Methodology for Estimation of Nanoscale Hardness via Atomistic Simulations
Abstracts:Statistical mechanics has provided powerful techniques to measure mechanical properties of materials at the nanoscale and paved the way for bottom-up computational materials design. The introduction of such techniques in civil engineering applications, namely construction and geotechnical materials, remains limited to the elastic and fracture properties. This paper presents an atomistic approach to calculate the nanoscale cohesion, friction angle, and hardness. This method is based on the application of biaxial external deformation, or stress, in the weakest crystallographic direction in the material. The onset of the failure is characterized by investigating the unloading paths from several points on the stress-strain curve.
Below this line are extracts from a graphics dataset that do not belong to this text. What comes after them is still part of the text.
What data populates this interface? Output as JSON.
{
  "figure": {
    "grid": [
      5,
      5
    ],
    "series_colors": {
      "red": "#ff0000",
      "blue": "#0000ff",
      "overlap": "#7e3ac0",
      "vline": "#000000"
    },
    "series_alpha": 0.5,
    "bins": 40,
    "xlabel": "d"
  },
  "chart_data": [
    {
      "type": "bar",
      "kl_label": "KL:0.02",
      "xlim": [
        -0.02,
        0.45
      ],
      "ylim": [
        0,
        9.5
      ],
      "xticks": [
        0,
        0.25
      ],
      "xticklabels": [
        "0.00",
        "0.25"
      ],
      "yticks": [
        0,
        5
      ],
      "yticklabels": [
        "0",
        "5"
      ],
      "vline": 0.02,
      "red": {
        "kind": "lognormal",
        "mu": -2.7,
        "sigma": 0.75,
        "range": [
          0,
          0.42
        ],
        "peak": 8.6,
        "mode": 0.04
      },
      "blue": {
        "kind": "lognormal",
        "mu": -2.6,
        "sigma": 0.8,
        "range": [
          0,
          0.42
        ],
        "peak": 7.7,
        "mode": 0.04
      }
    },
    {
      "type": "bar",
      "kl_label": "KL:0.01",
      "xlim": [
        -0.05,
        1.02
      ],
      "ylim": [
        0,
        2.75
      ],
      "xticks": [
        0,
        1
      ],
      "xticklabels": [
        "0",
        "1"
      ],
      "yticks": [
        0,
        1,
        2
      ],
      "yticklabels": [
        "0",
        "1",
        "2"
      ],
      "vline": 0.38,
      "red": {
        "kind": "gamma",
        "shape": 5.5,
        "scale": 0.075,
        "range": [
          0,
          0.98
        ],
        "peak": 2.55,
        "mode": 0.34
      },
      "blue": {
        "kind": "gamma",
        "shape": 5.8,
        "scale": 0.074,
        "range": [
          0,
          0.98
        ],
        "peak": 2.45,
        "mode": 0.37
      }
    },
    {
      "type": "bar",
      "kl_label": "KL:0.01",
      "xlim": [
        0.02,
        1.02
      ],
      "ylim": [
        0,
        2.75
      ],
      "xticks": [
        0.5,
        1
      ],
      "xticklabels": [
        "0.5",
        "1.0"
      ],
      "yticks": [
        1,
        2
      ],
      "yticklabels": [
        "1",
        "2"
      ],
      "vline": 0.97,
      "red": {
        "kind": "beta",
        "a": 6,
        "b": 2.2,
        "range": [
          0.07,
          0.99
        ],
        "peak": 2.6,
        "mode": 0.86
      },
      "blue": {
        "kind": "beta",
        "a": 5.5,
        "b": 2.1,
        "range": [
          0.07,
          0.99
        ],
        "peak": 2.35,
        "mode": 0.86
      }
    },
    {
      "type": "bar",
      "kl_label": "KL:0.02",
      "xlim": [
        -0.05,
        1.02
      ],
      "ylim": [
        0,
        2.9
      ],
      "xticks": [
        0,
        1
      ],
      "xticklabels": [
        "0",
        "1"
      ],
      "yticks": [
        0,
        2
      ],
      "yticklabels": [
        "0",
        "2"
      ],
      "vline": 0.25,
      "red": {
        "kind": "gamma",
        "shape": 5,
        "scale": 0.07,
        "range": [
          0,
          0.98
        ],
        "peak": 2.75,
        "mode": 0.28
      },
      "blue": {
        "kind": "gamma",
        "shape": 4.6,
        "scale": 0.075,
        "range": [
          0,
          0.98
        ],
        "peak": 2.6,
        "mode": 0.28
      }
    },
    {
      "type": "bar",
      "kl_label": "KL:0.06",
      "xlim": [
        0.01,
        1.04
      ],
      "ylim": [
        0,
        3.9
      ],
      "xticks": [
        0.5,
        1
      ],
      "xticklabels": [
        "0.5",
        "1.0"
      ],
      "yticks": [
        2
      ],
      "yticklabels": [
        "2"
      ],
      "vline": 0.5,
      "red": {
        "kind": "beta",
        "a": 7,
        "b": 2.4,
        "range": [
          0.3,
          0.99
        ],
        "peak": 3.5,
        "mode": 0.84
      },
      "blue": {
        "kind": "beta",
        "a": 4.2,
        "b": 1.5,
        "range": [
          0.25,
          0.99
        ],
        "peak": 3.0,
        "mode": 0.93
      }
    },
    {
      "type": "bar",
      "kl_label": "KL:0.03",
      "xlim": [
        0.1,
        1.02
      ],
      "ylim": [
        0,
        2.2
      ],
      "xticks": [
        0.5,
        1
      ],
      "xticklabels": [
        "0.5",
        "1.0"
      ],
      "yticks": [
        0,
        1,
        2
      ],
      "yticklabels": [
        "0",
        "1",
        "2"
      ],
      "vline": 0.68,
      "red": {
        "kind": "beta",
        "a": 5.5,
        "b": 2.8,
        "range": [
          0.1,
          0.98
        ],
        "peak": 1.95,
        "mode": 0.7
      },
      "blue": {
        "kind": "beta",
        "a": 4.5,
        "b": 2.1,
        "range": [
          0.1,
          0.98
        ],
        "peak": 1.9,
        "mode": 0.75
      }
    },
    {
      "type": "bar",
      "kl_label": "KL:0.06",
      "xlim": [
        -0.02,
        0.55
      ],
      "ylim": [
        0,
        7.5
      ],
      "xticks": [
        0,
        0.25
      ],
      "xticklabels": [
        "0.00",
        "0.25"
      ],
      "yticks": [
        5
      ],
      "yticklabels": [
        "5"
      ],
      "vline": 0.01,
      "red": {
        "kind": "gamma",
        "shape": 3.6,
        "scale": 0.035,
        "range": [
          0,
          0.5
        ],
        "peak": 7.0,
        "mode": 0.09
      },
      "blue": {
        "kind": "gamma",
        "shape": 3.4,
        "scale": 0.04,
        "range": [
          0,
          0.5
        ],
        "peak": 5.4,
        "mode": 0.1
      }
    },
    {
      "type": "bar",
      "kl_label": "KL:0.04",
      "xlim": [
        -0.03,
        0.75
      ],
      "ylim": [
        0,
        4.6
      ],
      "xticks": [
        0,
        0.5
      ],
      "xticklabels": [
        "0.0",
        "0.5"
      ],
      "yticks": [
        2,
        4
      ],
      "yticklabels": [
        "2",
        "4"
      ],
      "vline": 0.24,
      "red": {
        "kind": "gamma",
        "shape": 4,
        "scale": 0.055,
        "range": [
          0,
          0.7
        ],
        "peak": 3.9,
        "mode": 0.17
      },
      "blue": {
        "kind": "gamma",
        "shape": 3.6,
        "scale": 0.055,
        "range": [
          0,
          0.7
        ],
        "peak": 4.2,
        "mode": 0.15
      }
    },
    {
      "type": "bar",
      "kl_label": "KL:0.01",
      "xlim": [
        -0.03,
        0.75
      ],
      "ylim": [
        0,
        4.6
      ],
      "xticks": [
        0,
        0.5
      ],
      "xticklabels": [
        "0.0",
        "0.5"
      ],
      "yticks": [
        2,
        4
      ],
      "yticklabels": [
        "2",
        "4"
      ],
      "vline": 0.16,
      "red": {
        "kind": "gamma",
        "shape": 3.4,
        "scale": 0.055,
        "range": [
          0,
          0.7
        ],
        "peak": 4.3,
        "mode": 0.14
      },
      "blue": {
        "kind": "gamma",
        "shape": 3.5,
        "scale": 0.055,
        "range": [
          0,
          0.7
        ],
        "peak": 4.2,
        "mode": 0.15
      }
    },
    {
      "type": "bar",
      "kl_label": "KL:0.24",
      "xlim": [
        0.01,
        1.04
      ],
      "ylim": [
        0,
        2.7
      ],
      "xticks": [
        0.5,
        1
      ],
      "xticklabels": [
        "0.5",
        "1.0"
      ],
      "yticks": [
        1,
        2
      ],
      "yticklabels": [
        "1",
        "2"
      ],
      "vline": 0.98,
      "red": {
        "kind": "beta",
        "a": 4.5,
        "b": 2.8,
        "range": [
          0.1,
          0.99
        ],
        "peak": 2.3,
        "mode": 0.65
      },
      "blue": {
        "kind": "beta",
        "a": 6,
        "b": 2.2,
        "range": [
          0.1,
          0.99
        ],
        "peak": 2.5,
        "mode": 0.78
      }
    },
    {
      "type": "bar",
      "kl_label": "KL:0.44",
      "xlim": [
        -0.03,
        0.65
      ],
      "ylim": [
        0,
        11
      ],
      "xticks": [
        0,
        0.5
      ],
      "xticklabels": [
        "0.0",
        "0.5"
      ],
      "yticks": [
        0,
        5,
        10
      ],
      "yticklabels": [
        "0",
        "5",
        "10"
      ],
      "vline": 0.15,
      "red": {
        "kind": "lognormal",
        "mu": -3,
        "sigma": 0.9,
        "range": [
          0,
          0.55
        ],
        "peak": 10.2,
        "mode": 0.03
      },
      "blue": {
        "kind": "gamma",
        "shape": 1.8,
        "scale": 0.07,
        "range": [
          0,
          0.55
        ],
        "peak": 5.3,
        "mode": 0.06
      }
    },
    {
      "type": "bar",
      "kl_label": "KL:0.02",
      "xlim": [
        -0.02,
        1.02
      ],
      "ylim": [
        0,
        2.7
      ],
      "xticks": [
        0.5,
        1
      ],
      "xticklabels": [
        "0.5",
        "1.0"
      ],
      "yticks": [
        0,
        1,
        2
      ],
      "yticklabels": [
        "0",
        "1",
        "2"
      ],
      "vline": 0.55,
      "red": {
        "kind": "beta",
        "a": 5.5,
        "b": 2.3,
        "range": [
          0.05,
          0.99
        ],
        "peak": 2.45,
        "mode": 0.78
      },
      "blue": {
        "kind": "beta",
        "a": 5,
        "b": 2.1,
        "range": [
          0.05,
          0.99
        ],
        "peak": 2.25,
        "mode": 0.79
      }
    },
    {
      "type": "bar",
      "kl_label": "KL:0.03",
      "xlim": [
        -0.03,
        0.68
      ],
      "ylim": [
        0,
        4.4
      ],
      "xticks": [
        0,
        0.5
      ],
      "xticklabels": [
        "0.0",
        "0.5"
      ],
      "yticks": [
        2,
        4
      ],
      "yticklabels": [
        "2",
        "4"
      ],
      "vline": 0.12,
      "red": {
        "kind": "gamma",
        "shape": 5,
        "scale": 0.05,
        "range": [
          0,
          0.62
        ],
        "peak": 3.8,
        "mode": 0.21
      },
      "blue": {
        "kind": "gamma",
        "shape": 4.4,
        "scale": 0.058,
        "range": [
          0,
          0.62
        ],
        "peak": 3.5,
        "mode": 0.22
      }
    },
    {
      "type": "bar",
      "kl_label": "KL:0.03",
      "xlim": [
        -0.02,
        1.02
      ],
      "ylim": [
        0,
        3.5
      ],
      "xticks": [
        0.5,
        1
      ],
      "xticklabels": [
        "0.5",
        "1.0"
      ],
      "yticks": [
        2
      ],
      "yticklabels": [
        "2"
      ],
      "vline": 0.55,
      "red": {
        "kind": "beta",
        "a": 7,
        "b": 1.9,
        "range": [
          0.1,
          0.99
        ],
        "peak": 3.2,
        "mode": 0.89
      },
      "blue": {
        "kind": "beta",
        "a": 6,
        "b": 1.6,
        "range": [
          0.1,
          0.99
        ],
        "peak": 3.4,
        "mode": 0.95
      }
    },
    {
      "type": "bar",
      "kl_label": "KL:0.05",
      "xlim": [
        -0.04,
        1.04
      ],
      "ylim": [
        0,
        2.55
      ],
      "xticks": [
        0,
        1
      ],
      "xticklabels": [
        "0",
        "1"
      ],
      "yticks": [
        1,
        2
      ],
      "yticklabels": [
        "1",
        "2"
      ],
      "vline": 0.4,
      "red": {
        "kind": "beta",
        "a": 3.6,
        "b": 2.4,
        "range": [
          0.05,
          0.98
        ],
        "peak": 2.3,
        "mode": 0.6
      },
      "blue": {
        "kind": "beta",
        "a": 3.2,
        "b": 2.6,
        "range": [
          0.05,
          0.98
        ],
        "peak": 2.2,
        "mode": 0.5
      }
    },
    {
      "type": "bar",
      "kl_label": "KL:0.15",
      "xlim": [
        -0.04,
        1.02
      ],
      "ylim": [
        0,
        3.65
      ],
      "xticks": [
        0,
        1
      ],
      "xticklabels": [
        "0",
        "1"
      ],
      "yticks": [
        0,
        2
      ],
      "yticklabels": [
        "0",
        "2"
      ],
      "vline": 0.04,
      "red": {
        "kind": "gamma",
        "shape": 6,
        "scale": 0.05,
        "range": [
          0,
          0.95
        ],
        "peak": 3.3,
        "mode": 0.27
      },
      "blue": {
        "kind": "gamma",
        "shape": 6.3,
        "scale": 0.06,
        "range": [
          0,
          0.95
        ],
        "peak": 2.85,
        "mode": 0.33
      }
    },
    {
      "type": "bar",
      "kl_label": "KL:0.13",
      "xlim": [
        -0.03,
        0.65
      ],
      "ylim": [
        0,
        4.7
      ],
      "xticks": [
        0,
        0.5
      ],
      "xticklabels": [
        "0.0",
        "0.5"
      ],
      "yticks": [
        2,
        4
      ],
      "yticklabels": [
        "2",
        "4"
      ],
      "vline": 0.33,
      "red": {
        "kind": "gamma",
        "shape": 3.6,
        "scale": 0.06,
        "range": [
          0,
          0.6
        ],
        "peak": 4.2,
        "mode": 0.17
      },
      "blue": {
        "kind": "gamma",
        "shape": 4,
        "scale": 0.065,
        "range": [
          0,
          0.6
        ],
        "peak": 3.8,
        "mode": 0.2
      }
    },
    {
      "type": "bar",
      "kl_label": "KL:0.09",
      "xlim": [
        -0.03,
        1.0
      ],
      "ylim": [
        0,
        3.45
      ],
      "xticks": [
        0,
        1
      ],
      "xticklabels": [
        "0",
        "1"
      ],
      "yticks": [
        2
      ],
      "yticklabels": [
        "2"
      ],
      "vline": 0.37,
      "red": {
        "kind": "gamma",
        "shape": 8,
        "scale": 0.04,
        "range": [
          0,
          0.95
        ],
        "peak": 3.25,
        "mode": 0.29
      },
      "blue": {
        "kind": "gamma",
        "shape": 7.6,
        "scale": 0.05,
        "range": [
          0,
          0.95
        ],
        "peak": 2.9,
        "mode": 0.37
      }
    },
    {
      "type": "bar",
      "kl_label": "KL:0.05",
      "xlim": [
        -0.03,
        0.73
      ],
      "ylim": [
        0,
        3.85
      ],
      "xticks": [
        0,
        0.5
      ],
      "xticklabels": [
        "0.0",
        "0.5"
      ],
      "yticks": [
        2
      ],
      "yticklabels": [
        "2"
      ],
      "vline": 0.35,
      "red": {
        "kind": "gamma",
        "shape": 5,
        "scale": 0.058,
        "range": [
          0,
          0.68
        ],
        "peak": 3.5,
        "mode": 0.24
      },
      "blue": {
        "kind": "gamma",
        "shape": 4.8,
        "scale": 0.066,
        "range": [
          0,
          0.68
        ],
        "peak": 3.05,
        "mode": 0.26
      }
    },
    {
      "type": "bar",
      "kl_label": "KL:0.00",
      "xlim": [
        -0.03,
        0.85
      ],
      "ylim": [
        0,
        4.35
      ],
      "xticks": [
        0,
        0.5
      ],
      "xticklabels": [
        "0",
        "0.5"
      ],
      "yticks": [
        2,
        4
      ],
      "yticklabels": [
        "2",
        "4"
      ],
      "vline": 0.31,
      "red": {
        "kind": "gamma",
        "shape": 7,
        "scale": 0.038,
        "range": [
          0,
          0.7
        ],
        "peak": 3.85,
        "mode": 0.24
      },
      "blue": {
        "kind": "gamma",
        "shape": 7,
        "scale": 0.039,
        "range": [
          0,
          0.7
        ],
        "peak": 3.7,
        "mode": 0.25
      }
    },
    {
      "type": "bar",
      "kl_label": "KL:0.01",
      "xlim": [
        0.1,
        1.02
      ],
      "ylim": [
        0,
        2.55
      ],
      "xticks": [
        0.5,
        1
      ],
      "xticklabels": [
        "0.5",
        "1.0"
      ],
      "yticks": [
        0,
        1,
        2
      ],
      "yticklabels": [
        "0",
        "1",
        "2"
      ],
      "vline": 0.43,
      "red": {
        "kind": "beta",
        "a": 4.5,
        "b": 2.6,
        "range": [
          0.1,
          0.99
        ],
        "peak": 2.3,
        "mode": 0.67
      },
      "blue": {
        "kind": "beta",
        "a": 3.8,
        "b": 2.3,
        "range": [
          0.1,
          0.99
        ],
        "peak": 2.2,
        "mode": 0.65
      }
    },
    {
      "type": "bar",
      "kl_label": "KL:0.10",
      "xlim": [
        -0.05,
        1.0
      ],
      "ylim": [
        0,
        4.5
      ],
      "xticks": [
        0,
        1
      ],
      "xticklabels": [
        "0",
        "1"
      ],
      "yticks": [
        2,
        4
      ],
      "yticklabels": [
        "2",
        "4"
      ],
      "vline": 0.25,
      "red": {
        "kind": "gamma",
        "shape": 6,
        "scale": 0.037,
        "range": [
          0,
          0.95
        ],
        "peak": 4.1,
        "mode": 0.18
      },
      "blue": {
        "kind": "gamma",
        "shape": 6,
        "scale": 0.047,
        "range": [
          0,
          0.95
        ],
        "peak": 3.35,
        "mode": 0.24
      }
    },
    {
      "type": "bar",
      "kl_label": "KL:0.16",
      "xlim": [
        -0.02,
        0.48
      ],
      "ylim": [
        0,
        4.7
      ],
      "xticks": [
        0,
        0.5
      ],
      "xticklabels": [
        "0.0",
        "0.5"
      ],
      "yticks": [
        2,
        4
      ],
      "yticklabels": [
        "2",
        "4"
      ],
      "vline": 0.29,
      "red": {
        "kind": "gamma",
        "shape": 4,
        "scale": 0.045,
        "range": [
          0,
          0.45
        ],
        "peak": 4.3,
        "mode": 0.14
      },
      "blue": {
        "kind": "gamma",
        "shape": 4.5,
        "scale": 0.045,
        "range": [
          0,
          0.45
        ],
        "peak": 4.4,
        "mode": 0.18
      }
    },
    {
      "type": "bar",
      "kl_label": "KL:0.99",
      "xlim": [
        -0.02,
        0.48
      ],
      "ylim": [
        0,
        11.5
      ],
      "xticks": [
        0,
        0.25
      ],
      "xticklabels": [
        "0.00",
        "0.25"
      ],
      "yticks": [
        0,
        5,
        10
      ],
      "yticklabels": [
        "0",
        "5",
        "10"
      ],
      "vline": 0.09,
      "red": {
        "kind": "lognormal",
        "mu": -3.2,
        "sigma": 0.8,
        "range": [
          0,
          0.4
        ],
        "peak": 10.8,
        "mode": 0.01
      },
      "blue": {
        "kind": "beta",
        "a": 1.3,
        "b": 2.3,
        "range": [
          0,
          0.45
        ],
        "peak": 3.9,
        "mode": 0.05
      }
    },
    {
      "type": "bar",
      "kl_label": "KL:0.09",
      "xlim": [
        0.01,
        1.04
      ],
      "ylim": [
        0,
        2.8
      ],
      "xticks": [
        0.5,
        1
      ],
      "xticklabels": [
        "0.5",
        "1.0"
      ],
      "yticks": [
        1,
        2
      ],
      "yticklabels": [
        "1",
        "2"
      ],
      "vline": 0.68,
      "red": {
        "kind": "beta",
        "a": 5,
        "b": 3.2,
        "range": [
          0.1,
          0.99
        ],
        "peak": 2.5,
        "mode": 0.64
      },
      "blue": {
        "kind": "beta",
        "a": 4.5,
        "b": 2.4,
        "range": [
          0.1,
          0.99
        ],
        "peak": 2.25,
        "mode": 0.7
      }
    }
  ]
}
Such calculations of the failure stress along different deformation paths provide multiple failure Mohr circles in the normal-shear stress space, which is found to provide a failure envelope akin to the Mohr–Coulomb failure criterion that is widely used for the plastic analysis of granular geomaterials. The failure envelope characterizes the nanoscale cohesion and friction angle, which in conjunction with continuum mechanics can be utilized to estimate the nanoscale hardness of layered materials. Application of this method to tobermorite and Na-montmorillonite crystals yields values that are close to the experimental measurements obtained using nanoindentation and atomic force microscopy techniques.